Dynamic Pricing

You may not have heard of dynamic pricing, but it's possible you've already been subjected to it as a consumer. Also called "price discrimination," it is the holy grail of pricing strategies for businesses. Essentially it's a way to get the most profit for a product or service by charging different amounts according to how much each customer is willing to pay.

Dynamic pricing has been around for a long time in various forms, but it has been difficult to implement in most industries. However, Dr. David Effrig, in his newsletter, "Retirement Millionaire," recently reported that this strategy of charging different prices to different customers has become much more common online. Before I get to how to deal with this, let's look at the basic concept and how it works.

There is a basic dilemma in pricing a product. Suppose, for example, that I am perfectly willing to pay $50 for a pair of jeans that a company makes. They might wholesale the jeans to stores for $30, and after a manufacturing cost of $6 they make a $24 profit. The problem is, they may not make many sales. They could wholesale the jeans for $12, so the stores can retail them for $20, and sell many more. This may be better, because even though they make only $6 per pair rather than $24, they may sell five times as many jeans.

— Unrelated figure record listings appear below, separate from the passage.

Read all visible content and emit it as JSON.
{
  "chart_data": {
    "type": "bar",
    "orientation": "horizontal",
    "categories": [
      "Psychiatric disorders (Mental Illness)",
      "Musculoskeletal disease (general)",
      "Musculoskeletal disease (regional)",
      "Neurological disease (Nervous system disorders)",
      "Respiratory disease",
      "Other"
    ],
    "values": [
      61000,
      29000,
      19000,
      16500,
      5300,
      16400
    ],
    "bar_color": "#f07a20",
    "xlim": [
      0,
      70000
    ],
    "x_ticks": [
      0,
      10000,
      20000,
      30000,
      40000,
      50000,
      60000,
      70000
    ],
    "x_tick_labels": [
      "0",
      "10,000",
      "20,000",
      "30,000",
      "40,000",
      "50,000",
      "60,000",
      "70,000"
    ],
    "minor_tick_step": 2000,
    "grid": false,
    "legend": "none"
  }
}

But of course they hate to lose that $24 profit they could have had from me and others willing to pay the $50 price. What they would prefer is to sell them to some customers for $20, and to others for $50, according to how much each customer is willing to pay. They would love to be able to practice such "price discrimination." It is difficult with jeans, although one way it has been done is to have expensive products in high-end stores while selling the same jeans at "factory outlet" stores. To some extent, then, the customers self-segregate themselves and pay accordingly. Those who try to pay the least for everything will go to the discount stores.

Of course, it would be a dream come true if a retailer could have dynamic pricing in the same store. If they could just read your mind as you walked in the door, and then have the prices you see change as you walk up to the racks....

The internet has made this possible to some extent. Huge quantities of information are gathered as we surf the net, and now when we buy a few expensive products, the cookies in our computers can tell the next site we visit to show us the page with the higher prices, while others see lower prices. We no longer really know if we are seeing the same page and same prices as other visitors to a website.

One way to deal with this is to clear the cookies in your browser before you go shopping. Since doing this is different for each browser, I will forgo the instructions here and send you the following site:

http://www.aboutcookies.org

That will not always resolve the problem though. If you have previously shopped at a website they may track your IP address and buying habits and market to you accordingly. If you suspect this is happening, you can always go to the site from a computer at a friend's house, a public library, or from your laptop at a coffee shop--after clearing the cookies again. Note if everything looks the same and the prices are the same.

More About Dynamic Pricing

The concept of dynamic pricing is not in itself nefarious. It is just another way to market and sell products and services. If you market to rich people you would naturally try for higher prices since they can afford to pay more and usually will. Meanwhile you might offer discounts to customers who can't otherwise afford your product. A plumber, for example, might use this strategy to keep his business viable. If that means he can pay higher wages or hire more employees, we might look at it as a "market theory of income redistribution,"

Last week I was subject to dynamic pricing in one of the more common forms: I upgraded to faster internet. I'm fairly sure that to give me 30 mbs or 18 mbs download speeds costs the cable company the same. Most likely they purposely slow down the lower-cost service, so those who want to pay less will still buy their service, while those (like myself) who need the speed and can pay the price will do so.

This is more common than you might think. Many companies offer slightly different products so that the customers segregate themselves and pay according to affordability. And yes, there have been numerous cases documented where they effectively sabotage the product in order to sell a lower-priced version without losing the higher-priced sales--even if that means it costs more to produce the version they sell for less. That's been a method of dynamic pricing for decades.